At the start of Louis' reign he was young and handsome; and France was prosperous in peace and victorious in war. These early medals portray a dazzling image of a 'Sun King,' who is represented as hard-working, accessible, generous and just; a king that worked for the benefit of the people, glorifying as much in their happiness as in victory over his enemies.
The picture changed as war succeeded war and defeat succeeded victory. The later medals, though careful to represent only French successes, are so numerous that they give the impression not of victory but of endless and draining warfare.

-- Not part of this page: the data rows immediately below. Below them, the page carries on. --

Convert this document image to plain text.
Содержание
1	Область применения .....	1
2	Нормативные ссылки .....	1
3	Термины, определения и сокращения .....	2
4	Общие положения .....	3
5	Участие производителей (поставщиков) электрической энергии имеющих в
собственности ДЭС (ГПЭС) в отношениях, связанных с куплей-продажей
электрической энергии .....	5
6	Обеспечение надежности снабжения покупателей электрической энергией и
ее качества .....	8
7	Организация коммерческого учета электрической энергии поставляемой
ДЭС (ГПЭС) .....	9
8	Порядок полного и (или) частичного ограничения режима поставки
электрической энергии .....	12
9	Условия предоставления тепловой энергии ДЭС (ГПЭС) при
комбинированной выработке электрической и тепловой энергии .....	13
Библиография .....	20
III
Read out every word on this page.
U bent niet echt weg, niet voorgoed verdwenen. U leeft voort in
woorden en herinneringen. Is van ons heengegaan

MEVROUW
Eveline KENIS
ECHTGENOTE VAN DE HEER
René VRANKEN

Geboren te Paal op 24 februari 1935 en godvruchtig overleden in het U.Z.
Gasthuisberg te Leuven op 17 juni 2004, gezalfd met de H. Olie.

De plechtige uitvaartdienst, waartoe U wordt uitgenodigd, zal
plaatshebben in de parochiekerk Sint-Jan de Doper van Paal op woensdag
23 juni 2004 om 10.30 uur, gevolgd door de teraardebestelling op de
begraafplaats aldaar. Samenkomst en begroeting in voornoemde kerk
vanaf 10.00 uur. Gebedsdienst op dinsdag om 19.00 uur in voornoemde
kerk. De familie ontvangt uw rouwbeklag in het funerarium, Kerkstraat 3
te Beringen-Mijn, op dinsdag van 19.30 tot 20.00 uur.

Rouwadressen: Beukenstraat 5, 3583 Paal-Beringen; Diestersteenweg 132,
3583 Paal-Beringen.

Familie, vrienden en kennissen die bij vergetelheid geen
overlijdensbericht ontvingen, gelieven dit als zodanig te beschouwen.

Elsewhere in Europe, particularly in the Netherlands, medals were produced that mocked and satirized the official French medals. These rival medals showed the French sun eclipsed by the zodiacal signs of his enemies, the 'Sun King' as Phaeton, falling through the sky after being ejected by Jupiter from Apollo's chariot, and Louis as an old man being roundly beaten by Queen Anne.
The great 1702 publication of the Medallic History, intended to carry its message throughout Europe was an immensely ambitious and luxurious publication: it even had one of the most famous of all typefaces, Roman du Roi invented for it. The volume opens with a frontispiece depicting Father Time, lying defeated by the medallic history which was intended to last forever. What survives today is a fascinating and unique self-portrait of a regime which dominated Europe for nearly sixty years, and which established the primacy of French taste and French culture for over a century.